It might seem shocking to you that it’s taken me this long to experience the sheer orgiastic galactism of Tarotplane’s debut LP First, but I assure you that I’ve not been held hostage or taken monastic vows or died. I’m actually still alive, still healthily skeptical of clergy, and still rockin’ in the free world. If it was up to me, in fact, I’d have artists like Tarotplane mainlined directly into my cerebral cortex in order to transcend day-to-day interaction and just exist on this astral trip, man, and there wouldn’t be anything anybody could do about it. Hey, that douchebag pharmaceutical CEO just bought that Wu-Tang album; maybe I’ll make like he intends to do and commission my own Tarotplane album, just for myself and nobody else – it will be a mysterious gap in the discography! (*dismissive wanking motion*)
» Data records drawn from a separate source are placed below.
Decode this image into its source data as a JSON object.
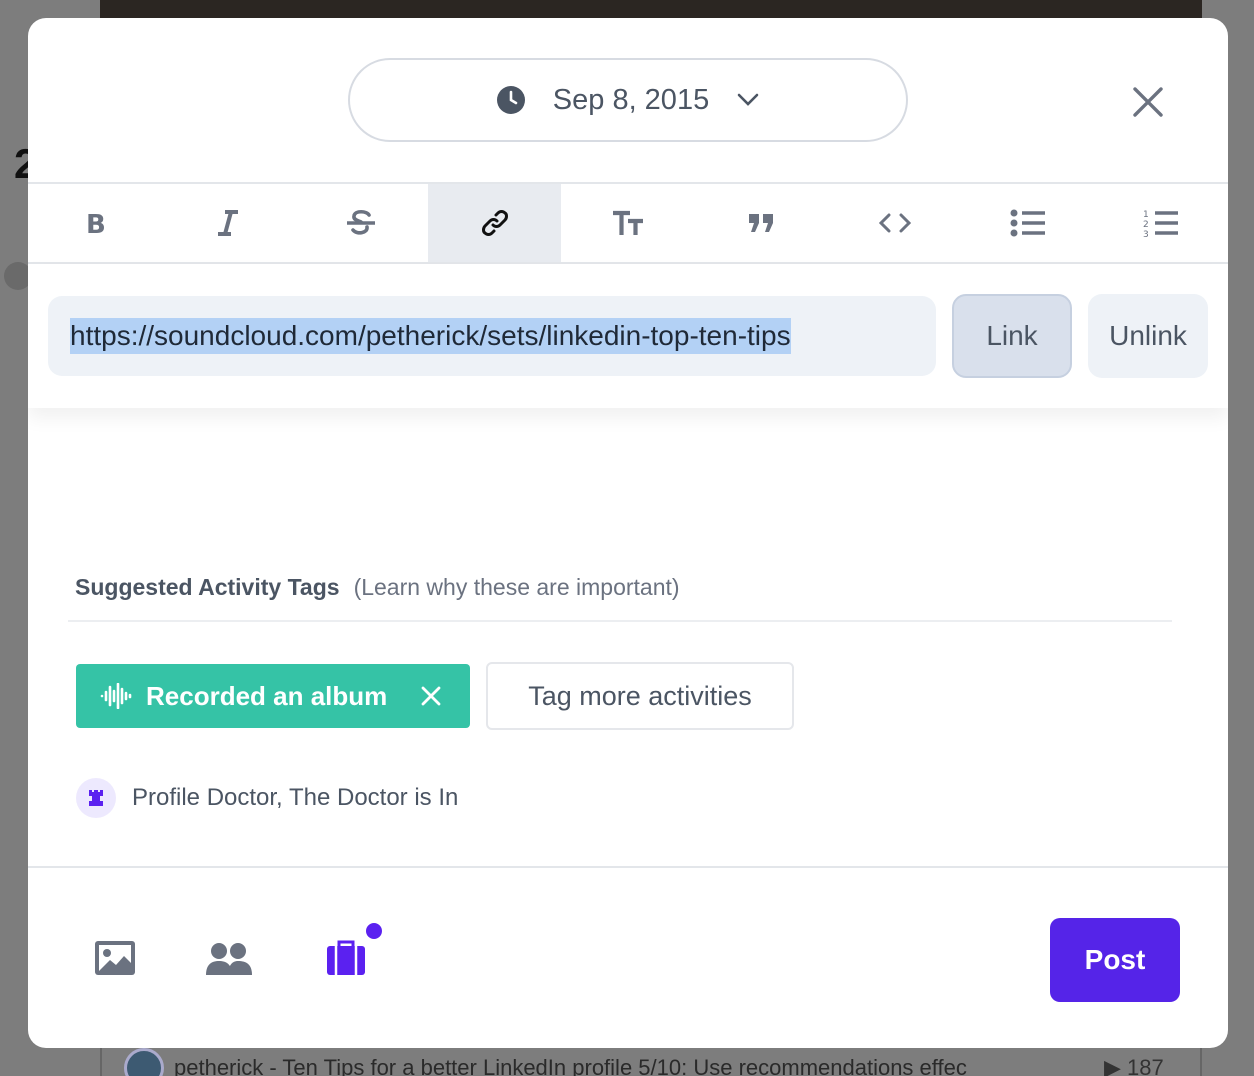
{
  "background": {
    "letter": "2",
    "feed_text": "petherick - Ten Tips for a better LinkedIn profile 5/10: Use recommendations effec",
    "plays": "▶ 187"
  },
  "date_picker": {
    "label": "Sep 8, 2015",
    "icon": "clock-icon"
  },
  "toolbar": {
    "buttons": [
      "bold",
      "italic",
      "strikethrough",
      "link",
      "text-size",
      "quote",
      "code",
      "bulleted-list",
      "numbered-list"
    ],
    "active": "link"
  },
  "link_editor": {
    "url": "https://soundcloud.com/petherick/sets/linkedin-top-ten-tips",
    "link_label": "Link",
    "unlink_label": "Unlink"
  },
  "tags": {
    "heading": "Suggested Activity Tags",
    "learn_link": "(Learn why these are important)",
    "selected_tag": "Recorded an album",
    "more_label": "Tag more activities"
  },
  "badge": {
    "text": "Profile Doctor, The Doctor is In"
  },
  "footer": {
    "post_label": "Post"
  },
  "colors": {
    "accent": "#5524e8",
    "tag": "#35c3a6",
    "selection": "#b3d1f5"
  }
}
Where was I? I was about to slather PJ Dorsey of Baltimore, Maryland, USA, with effusive praise for his debut album, and Belgium’s Aguirre Records for recoginizing and putting out this fabulous vinyl slab. (Also, Belgium is like one of my favorite countries, so they’ve got that going for them.) Seriously, I’m a total sucker for 1970s-style ambient krautrock, and Dorsey has got the style down, so down that it’s hard to separate First from other likeminded albums of the decade. There are references to Eno and Cluster, Popol Vuh and Deuter, but the entire recording exists on its own in some sort alternate decade where modular synthesizers and sampling took a few more years to get going. Again, if the result of that wait was First, I’m OK with it.
Clearly you’re in for otherworldly synthesizer excursions if you’re spinning this, and fortunately – and this is my guarantee, as an author and a music critic – you will be satisfied in your search. First begins strong and doesn’t let up, as each track bleeds into the next for an experience uninterrupted and unrelenting. Aguirre’s promo copy refers to it as a sort of “mixtape,” and while there’s a bit of false equivalence in that statement, it’s not a crazy descriptor if you decide to take in this album as a continuous whole. But that’s not all you’ll get – Dorsey includes guitar in some of the tracks, and a few veer quite far from an ambient path. Take “Excursion 5” for example – is that Michael Rother that shows up for a little studio sesh? Sure sounds like it. Samples play a key role in other places, such as on the standout “Excursion 8,” where a female voice intones, “Shatter the sentence,” over and over before delving into other sci-fi paranoia. And the record ends with two psychedelic rock tracks that would leave early Pink Floyd absolutely drooling with envy.
It’s apparent that PJ Dorsey labored over First with incredible detail, and that’s borne out over his Tarotplane debut. From the recording and editing techniques to the samples and also live musicianship, he’s constructed both a loving monument to his predecessors and a standout document of his own, an original piece that bridges stylistic gaps and blazes new paths. And if you’ve been “taking my word for it” up until now, please do so again – listen to this through a good pair of headphones. You won’t know the detail and texture that you’re missing if you don’t.